Granma a publié hier une longue information sur le second voyage que les grands-mères d'Elián ont effectué à Miami pour tenter de rencontrer leur petit-fils. Bravant des obstacles, des irrégularités, des indiscrétions, des mensonges et des tromperies de toute sorte, les deux courageuses femmes ont pris l'avion en direction de Miami alors que le département d'Etat et le Service d'immigration et de naturalisation (SIN) des Etats-Unis n'avaient toujours pas répondu à un certain nombre de questions.

Comme nous l'avons publié hier et comme les agences internationales l'ont informé, le père, les grands-pères et l'arrière-grand-mère d'Elián ont adressé un message aux grands-mères avant leur départ de Washington, leur disant dans le premier paragraphe : « On va vous remettre un téléphone portable dans la matinée. Nous vous téléphonerons une heure après que vous soyez avec l'enfant. Si nous n'y parvenons pas, alors téléphonez-nous à cette même heure. Nous voulons parler à l'enfant quand il sera avec vous, entièrement libre. » Il n'y avait là aucun secret. Des millions de lecteurs et de téléspectateurs le savaient. Qui pourrait contester un droit si humain et si élémentaire ?

Comme pratiquement aucun des problèmes en souffrance n'avait été réglé quand elles sont arrivées à Miami, les plus proches parents, ceux de Cuba, leur ont téléphoné à l'aéroport d´Opa-Locka quelques minutes plus tard pour analyser la situation. Malgré la forme humiliante dont la réunion avec l'enfant avait été conçue, le père, au nom de toute la famille, a appuyé l'idée des grands-mères de se rendre à la résidence choisie par le SIN, propriété d'une religieuse dominicaine, recteur de l’Université Barry, de Miami. Le facteur fondamental de cette décision était l'espoir que toute la famille puisse parler à l'enfant au téléphone alors qu'il se trouvait avec les nobles grands-mères.

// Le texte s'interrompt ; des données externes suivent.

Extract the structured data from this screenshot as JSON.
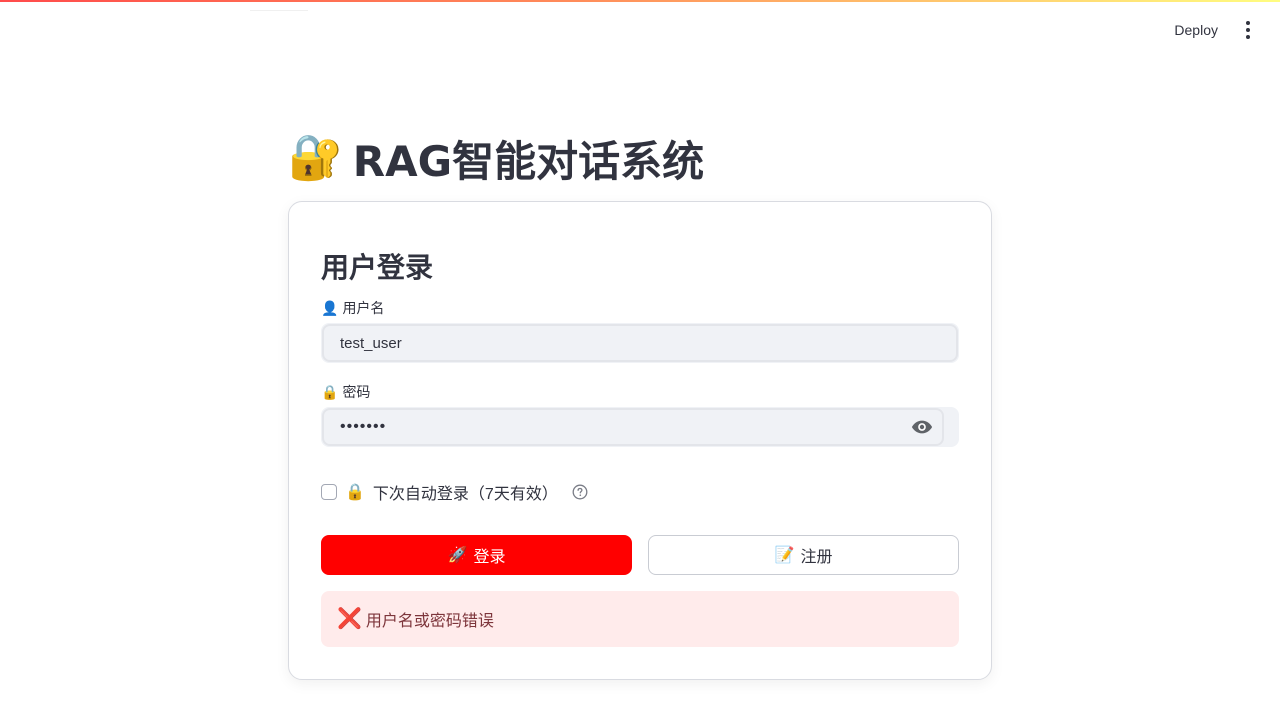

Celles-ci, transportées en hélicoptère à 17 h15, sont entrées très dignes dans la luxueuse résidence où les attendaient deux religieuses, le responsable de la sécurité et d'autres fonctionnaires. La recteur les a accompagnées jusqu'à une pièce de l'étage où elles devaient rencontrer l'enfant. Mme Campbell [secrétaire sortante du Conseil national des Eglises du Christ des Etats-Unis] n'a pu les accompagner que jusque-là parce qu'on l'a aussitôt expulsée de la résidence.

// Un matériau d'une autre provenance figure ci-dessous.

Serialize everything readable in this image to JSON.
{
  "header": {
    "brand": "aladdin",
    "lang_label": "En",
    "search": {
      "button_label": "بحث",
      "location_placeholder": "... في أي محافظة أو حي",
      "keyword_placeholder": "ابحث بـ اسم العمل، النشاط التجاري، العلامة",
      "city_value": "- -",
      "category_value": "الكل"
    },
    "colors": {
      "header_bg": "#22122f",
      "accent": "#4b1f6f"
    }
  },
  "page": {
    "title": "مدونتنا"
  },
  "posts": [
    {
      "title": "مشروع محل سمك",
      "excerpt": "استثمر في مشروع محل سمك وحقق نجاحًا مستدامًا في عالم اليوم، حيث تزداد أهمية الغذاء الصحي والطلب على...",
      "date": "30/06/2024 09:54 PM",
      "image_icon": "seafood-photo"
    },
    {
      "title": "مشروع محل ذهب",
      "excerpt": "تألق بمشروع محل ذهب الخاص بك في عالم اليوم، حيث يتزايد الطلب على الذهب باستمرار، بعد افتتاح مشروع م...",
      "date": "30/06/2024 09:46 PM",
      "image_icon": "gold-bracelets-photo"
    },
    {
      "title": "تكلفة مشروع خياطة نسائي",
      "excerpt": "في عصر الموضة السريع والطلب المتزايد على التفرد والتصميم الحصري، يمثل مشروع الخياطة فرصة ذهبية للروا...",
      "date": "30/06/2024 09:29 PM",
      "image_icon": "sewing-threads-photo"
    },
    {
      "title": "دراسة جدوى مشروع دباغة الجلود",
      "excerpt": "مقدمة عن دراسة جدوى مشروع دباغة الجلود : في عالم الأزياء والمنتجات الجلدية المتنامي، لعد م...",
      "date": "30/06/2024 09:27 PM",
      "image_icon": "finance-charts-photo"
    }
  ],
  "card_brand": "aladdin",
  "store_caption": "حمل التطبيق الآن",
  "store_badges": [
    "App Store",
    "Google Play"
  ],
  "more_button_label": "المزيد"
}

Deux choses insolites sont survenues ensuite. Une femme blonde est entrée dans la pièce, tenant Elián par la main. Une religieuse l'accompagnait de l'autre côté. Selon l'accord, c'était deux religieuses qui devaient conduire l'enfant à la rencontre avec ses grands-mères. L'enfant s'est précipité dans les bras de Mariela qui, en proie à l'émotion, n'a pas fait attention à la personne qui était entrée avec lui dans la pièce et qui est même restée plusieurs minutes jusqu'à ce que Raquel se rende compte qu'il s'agissait rien moins que de la trop fameuse et hystérique Marisleysis [cousine d'Elián au second degré], bien connue pour ses diatribes et ses insultes contre la vraie famille d'Elián qui réclame l'enfant, la fille de Lázaro, ce grand-oncle qui, de connivence avec la mafia contre-révolutionnaire, est responsable de cet enlèvement monstrueux et traître. C'était une vraie provocation ! Mariela lui a ordonné aussitôt d'abandonner la pièce.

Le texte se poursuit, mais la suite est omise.